RUSELLAE
Tuscany, Italy.
About 9 km inland and N of Grosseto, one of the twelve cities of the
Etruscan federation. Its position controlled the valley
of the Ombrone at the mouth of which was probably the
city's harbor. The site was perhaps sparsely occupied
during the Villanovan period, but the first urban center
dates to the 7th and 8th c. B.C. A second period, to
which the oldest sections of the circuit walls belong, begins in the 6th c. and continues until the 4th c., probably until the Roman conquest.
Ancient sources make mention of it for the first time
when, along with Chiusi, Arezzo, Volterra, and VetuIonia, it promised help to Rome against Tarquinius
Priscus (Dion. Hal. 3.51). Later, it appears to have
become part of various Etruscan alliances against Rome
and because of that was defeated in 298 and, after a long
siege, captured in 294 B.C. (
Livy 10.4, 37.3). Evidently
it was quickly rebuilt, for in 205 it was able to furnish
grain and wood for Scipio's fleet (
Livy 28.45.14). The
inhabitants were inscribed in the tribus Scaptia. From
inscriptions and from Pliny's list, it is known that it
became a colonia, but the date is not known. (Plin.
HN
3.51; Ptol. 3.1.43;
CIL XI, 2618). It had a period of
prosperity and new public buildings in the Julio-Claudian period. It continued to thrive into the 4th c. A.D.,
but in the 5th c. it appeared half-abandoned (Rut. Namat.
1.220). Later notices refer more often to the county
(or district) of Roselle, which belonged to the Aldobrandeschi and later to Siena, than to the ancient city. It
was the seat of a bishop, mentioned in 499 and on the
occasion of the synods of 649 and 680.
The city occupies the summit of a small hill formed
by two projections that enclose a central valley. Here
the forum stood in the Roman period and, in the Etruscan period, the center of the city. Almost the entire
circuit of the city walls (ca. 3 km) is preserved, in some
places more than 7 m high. In the N and NE sections
are undressed polygonal blocks. Elsewhere squared or
roughhewn polygonal blocks, with various refacings, date
to the Hellenistic and Roman periods. Remains of mudbrick structures of the 7th c. B.C—perhaps from an
older circuit wall or from a terrace wall—have been
noted beneath a section of the 6th c. walls. There are
no towers; of the five gates, only the N gate has been
excavated.
Excavations have brought to light some buildings of
the 8th and 7th c., constructed simply of mudbrick with
pavements of beaten earth. One of these buildings, surrounded by a large rectangular enclosure, is perhaps, to
judge from its site and careful workmanship, a public
building with a tholos inscribed in a square structure
which buttresses at the corners the spring of a domical
covering. Other square rooms are preserved almost to the
impost of the roof. The 6th c. city, its houses with plinths
of stone and with the side walls of mudbrick, spread into
the valley and onto the two elevations. A district of potters on the SE hill dates to this period.

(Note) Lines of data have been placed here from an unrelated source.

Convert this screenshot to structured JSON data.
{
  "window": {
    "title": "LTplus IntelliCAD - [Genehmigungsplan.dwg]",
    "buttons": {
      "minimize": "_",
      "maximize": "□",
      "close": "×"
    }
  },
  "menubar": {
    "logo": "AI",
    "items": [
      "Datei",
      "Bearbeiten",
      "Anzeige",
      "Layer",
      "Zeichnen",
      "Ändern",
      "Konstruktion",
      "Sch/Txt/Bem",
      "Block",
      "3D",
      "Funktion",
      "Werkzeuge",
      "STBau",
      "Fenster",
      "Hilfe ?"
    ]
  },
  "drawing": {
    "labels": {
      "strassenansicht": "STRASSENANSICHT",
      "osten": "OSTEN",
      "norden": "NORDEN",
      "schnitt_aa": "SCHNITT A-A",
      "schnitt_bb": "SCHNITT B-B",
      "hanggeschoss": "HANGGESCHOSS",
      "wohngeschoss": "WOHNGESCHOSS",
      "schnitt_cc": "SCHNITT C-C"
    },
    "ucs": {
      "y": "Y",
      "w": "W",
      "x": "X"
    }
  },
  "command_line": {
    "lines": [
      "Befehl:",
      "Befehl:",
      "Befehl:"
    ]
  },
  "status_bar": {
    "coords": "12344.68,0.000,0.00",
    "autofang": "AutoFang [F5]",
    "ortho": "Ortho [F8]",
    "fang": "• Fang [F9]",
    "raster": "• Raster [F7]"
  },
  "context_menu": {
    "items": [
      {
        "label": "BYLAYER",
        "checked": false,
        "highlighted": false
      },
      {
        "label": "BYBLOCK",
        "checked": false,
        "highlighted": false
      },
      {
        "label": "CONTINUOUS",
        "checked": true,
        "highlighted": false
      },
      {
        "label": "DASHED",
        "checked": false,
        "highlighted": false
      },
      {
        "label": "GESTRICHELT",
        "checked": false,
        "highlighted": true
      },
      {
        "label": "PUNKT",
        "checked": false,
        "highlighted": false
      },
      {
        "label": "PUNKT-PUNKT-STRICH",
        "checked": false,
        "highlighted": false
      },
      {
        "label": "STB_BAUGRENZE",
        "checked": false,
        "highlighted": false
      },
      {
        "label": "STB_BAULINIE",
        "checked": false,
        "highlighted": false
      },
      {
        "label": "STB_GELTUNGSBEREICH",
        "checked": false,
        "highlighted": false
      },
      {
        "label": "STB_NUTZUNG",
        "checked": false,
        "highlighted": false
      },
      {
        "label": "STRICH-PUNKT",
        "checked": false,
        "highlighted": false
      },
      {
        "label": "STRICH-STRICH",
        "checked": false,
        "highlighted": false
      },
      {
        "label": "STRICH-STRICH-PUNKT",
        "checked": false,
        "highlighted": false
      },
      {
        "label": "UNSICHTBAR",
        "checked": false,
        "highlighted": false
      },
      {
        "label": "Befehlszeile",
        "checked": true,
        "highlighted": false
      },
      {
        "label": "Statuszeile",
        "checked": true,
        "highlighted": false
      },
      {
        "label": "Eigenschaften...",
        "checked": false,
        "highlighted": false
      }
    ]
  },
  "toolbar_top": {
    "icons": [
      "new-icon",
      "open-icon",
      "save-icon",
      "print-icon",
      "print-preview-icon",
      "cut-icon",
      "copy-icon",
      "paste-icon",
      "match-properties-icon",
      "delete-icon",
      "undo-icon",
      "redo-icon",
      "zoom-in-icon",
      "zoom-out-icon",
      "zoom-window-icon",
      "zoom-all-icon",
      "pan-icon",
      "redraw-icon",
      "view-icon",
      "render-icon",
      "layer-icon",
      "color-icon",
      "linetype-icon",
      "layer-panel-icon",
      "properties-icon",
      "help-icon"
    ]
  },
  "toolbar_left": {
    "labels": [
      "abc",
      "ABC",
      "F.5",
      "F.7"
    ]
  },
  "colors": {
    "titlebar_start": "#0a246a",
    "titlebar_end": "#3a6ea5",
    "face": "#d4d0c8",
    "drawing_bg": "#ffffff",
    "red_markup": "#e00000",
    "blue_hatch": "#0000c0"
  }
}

The Hellenistic
city, whose large central square was supported by wide
terracing along the W end of the valley, in several areas
crowds right up to the circuit wall with its houses and
artisan shops. The Roman colony appears to have been
more restricted, even after the reconstructions of the
beginning of the Empire. Among these were the paved
square of the forum, the basilica, the office of the Augustales decorated with statues of the Julio-Claudian
emperors, and the small amphitheater set on the summit
of the N hill. From the early Middle Ages only the remains of a church and various tomb groupings are extant; after that, the area was completely abandoned.
The objects discovered in the city and in the cemeteries
that surround it, excavated for the most part during the
last century, are kept in the museums at Grosseto and
at Florence.
BIBLIOGRAPHY
G. Micali,
Antichi Popoli d'Italia
(1832)
M; G. Dennis,
Cities and Cemeteries of Etruria,
II (1883); R. Bianchi Bandinelli, “Roselle,”
Atene e
Roma 6 (1925); D. Levi in
Boll. Soc. Stor. Maremmana
3 (1926); C. Laviosa in
StEtr 27 (1959) see also vols.
28, 29, 31, 33, 37, 39
MPI; Naumann-Hiller,
RömMitt
66 (1959)
MPI see also vols. 69, 70; L. Banti,
Il mondo
degli Etruschi (1960); P. Bocci in
StEtr 31 (1963) see
also vols. 33, 39
PI;
EAA 6 (1965) s.v. Roselle, with complete bibliography.